Nè la guerra, nè la rivoluzione hanno mutato il punto di vista di Sternheim. Senza lasciarci fuorviare da nessuna infatuazione, egli ha perseverato nel suo critico atteggimaento, sicuro che l’uomo non cambia tanto presto e che, piantandosi in margine alla società ad osservarla traverso un monocolo sarcastico, c’è da continuare a divertirsi un pezzo. Angustie e fondamentali difetti a parte convien notare essere Sternheim uno dei pochissimi commediografi tedeschi contemporanei, i quali sappiano il loro mestiere e si facciano ascoltare con gusto.

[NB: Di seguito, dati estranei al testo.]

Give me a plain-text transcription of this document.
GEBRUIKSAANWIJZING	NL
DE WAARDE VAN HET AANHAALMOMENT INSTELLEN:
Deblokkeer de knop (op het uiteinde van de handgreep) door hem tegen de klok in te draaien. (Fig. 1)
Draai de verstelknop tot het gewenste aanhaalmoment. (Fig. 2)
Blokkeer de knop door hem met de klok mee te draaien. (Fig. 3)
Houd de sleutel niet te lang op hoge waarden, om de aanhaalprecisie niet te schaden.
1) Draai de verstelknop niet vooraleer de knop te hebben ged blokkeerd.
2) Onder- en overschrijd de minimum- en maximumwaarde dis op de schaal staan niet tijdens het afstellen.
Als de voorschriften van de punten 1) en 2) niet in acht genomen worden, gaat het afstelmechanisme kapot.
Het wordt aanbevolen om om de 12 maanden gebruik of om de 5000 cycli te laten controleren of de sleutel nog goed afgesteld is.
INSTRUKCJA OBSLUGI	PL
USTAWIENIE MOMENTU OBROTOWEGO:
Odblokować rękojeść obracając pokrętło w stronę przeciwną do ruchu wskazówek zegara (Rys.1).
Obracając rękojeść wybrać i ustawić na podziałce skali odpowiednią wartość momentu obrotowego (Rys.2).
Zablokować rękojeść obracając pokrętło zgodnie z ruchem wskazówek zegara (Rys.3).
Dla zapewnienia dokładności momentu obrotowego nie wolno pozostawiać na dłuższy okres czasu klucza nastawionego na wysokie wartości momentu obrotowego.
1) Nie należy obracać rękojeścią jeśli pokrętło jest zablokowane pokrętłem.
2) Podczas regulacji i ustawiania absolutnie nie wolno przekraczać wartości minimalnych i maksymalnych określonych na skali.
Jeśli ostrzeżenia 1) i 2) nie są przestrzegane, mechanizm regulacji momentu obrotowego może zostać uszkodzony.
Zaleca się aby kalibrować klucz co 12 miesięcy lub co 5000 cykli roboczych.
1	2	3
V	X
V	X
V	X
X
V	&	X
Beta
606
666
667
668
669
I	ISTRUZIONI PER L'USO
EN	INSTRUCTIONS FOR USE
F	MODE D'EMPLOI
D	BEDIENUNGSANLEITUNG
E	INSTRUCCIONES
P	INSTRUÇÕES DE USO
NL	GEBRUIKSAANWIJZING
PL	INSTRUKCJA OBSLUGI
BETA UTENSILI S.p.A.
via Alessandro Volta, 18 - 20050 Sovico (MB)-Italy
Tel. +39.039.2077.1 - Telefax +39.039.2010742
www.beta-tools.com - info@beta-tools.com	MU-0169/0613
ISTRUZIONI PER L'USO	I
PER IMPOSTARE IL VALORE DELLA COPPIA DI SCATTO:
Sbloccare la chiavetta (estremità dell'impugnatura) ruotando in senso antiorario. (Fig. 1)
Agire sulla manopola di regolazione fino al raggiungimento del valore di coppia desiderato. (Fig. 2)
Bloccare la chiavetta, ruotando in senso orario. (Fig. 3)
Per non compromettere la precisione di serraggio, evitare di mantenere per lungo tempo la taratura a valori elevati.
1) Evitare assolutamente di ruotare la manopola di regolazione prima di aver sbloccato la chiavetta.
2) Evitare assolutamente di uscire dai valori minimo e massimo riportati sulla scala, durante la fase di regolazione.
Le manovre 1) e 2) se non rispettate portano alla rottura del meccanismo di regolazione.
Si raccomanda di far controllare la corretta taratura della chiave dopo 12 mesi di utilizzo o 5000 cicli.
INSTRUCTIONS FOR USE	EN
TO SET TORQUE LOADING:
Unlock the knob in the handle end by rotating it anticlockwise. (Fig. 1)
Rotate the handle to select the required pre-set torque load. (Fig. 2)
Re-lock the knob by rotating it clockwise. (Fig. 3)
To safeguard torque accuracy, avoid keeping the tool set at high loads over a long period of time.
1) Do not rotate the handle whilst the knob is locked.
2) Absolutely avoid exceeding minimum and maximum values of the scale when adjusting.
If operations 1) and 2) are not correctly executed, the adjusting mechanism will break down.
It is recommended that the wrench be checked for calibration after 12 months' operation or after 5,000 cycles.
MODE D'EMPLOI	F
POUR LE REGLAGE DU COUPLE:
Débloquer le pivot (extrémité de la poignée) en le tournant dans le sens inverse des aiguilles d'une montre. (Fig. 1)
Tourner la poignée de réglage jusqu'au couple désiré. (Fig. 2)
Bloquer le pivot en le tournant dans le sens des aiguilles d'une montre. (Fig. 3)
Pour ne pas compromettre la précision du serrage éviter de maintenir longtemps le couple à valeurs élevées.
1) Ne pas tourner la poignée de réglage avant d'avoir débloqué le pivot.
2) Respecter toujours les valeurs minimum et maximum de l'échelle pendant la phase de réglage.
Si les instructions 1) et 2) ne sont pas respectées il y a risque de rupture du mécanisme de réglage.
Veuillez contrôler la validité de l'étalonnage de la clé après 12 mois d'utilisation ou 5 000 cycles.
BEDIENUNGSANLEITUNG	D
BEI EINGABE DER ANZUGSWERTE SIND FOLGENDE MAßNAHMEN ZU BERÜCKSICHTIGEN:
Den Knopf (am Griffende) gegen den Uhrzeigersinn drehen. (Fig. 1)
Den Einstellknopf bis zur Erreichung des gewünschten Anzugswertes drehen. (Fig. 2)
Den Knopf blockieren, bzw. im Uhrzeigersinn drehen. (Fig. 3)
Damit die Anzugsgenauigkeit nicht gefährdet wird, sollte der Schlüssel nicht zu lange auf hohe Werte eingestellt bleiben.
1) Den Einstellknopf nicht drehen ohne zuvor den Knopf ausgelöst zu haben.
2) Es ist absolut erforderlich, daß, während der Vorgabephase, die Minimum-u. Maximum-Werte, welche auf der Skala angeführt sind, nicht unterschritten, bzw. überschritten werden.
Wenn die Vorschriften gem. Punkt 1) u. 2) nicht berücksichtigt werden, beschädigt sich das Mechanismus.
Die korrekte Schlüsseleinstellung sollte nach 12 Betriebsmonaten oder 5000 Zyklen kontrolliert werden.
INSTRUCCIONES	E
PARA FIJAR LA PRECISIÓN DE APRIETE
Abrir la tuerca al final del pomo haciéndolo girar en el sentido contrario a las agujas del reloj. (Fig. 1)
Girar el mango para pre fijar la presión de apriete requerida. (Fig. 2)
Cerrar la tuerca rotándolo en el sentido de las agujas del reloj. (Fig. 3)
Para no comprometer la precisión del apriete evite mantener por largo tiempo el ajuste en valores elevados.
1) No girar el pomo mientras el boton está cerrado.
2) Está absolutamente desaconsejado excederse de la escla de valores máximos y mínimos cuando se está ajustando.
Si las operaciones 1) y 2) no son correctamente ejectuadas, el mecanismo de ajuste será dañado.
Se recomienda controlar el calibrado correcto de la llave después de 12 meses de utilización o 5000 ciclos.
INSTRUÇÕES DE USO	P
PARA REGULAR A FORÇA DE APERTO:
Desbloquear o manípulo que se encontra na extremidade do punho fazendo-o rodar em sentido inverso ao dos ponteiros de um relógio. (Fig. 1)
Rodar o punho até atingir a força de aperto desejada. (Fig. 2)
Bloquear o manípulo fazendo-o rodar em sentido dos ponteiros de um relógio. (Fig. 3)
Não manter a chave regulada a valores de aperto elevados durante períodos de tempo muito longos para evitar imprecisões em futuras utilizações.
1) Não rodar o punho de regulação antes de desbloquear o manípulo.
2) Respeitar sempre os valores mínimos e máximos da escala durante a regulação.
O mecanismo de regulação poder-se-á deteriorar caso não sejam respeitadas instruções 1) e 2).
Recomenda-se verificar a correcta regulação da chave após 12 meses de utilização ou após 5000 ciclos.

  1. Limitandomi a parlare del dramma espressionista trascuro di proposito quegli autori anche illustri ed operanti, che hanno proseguito in indirizzi d’arte già noti, naturalistici, neo-romantici o classicisti. Si tenga presente che in questo novero sono opere egregie come, per far due soli nomi, la deliziosa commedia di Hofmannsthall Il difficile e il nobile dramma lirico di Rud. Borchardt L’Annunciazione.